I watched my close neighbor’s house burn to the ground Wednesday. I stood by, helplessly, watching them mourn the loss of everything they own. Thankfully, no one was injured.
I picked up her kids from school, and sat with the principal as we explained why they couldn’t go home — why they had to come to my house for the next 7-10 hours. When the parent’s finally called to retrieve their children, I explained how the discussion in the principals office went.
“We told them everyone was ok, it was going to be ok, mom and dad were safe, but that they couldn’t go see you for awhile…” I went on and on, stumbling over the words I was trying to somehow infuse with sympathy and love. Behind the mom and dad were another couple — friends of theirs. The man standing behind started hollering at me.
“How can you say everything is ok!? Their house is gone! Their stuff! Everything! So what if they all got out alive! They may as well have died in there! Everything they own is gone! What will they do now, huh!?”
“Anyway,” I went on, trying to ignore him, “the kids were only concerned about you. Once they knew you were alright, they calmed down quite a bit.” Mom and dad were in tears once again, but they scooped up their kids and sobbed out quick thanks before leaving for their hotel.

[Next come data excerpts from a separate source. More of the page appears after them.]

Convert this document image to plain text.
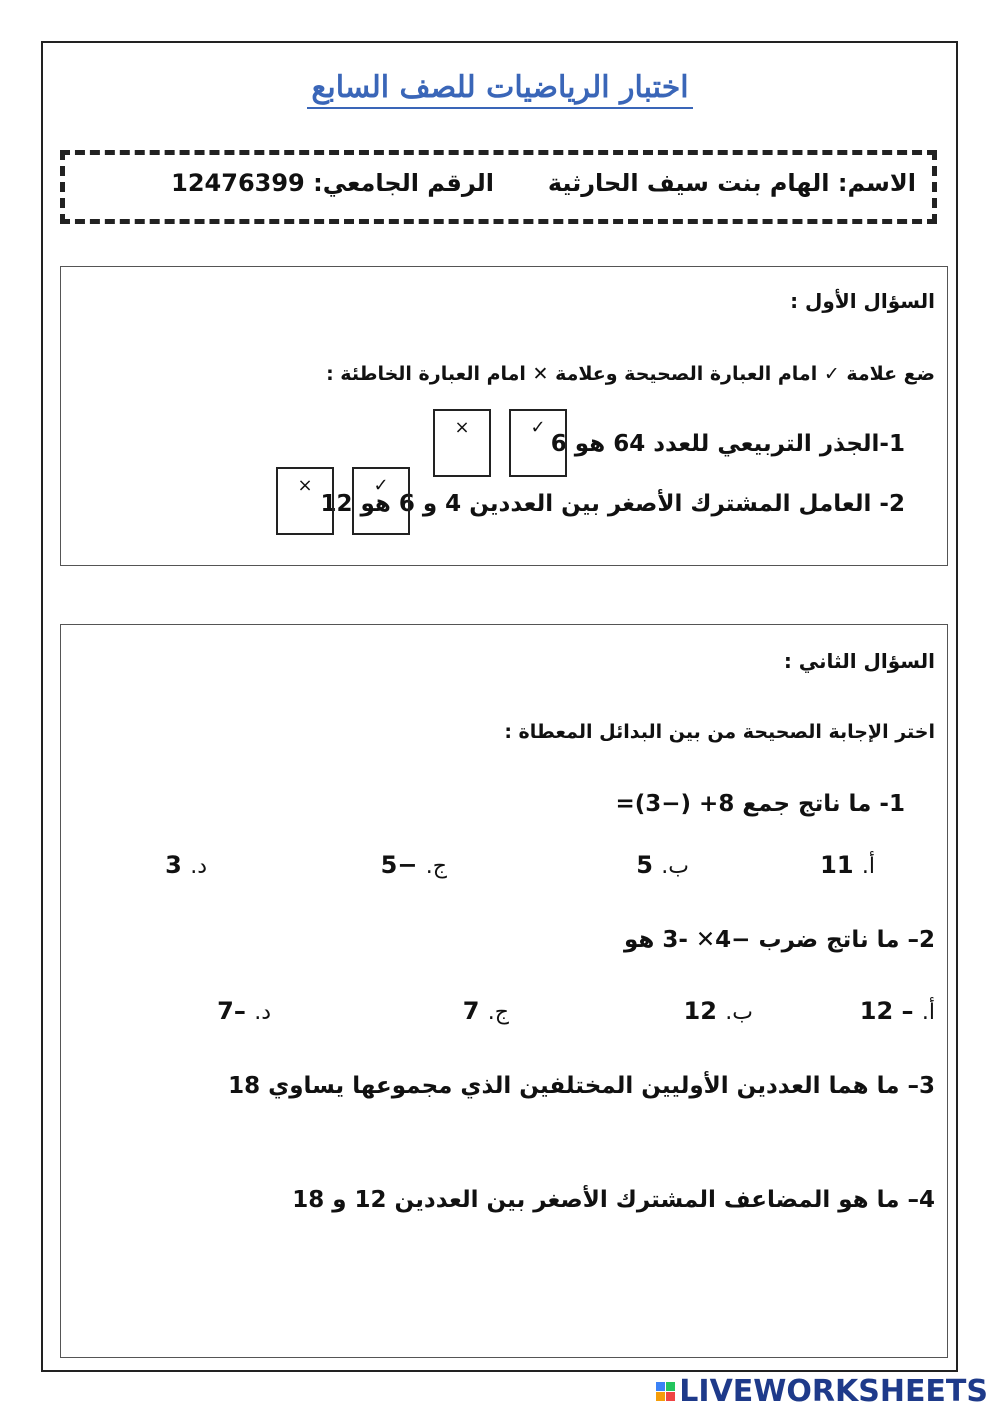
اختبار الرياضيات للصف السابع
الاسم: الهام بنت سيف الحارثية
الرقم الجامعي: 12476399
السؤال الأول :
ضع علامة ✓ امام العبارة الصحيحة وعلامة ✕ امام العبارة الخاطئة :
1-الجذر التربيعي للعدد 64 هو 6
✓
×
2- العامل المشترك الأصغر بين العددين 4 و 6 هو 12
✓
×
السؤال الثاني :
اختر الإجابة الصحيحة من بين البدائل المعطاة :
1- ما ناتج جمع 8+ (−3)=
أ. 11
ب. 5
ج. −5
د. 3
2– ما ناتج ضرب −4✕ -3 هو
أ. – 12
ب. 12
ج. 7
د. –7
3– ما هما العددين الأوليين المختلفين الذي مجموعها يساوي 18
4– ما هو المضاعف المشترك الأصغر بين العددين 12 و 18
LIVEWORKSHEETS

It was at that moment I realized it. That guy didn’t get it. He actually didn’t get it. He wasn’t pretending or anything. He really didn’t get it. He could certainly use a little of the Holy Ghost in his life, of that I was quite certain.
That got me thinking about a whole bunch of other people in my life — people I had assumed were just being purposefully dense. My cousin who once tried to lure me to a strip club two months after both of us got married. An old neighbor who would laugh at his wife’s tears. A friend who decided that the pursuit of money and power were more important that God.
They really didn’t get it? Did my cousin really think it was ok to stuff ten dollar bills…well, you know? Did my neighbor really not recognize the pain he caused? Did my friend actually think her warped words were the right course of action?
But just as quickly as my thoughts turned to all these people in my life, they turned once again. To me. What don’t I get? What am I too blind to notice? Where are my fatal flaws that are obvious to all around me? Am I being purposefully dense, too?
Ether 12:27 — And if men come unto me I will show unto them their weakness. I give unto men weakness that they may be humble; and my grace is sufficient for all men that humble themselves before me; for if they humble themselves before me, and have faith in me, then will I make weak things become strong unto them.
So, now I’m praying for Moroni to be right. I’m also praying that it won’t be too painful.
I’ve got a lot of weaknesses.
Having them all shown to me might not be good for my health.
But I want to get it. Moroni promised I could. Bring it on.
What do you get? What don’t you get? Do you even have any idea? How do you deal with being shown?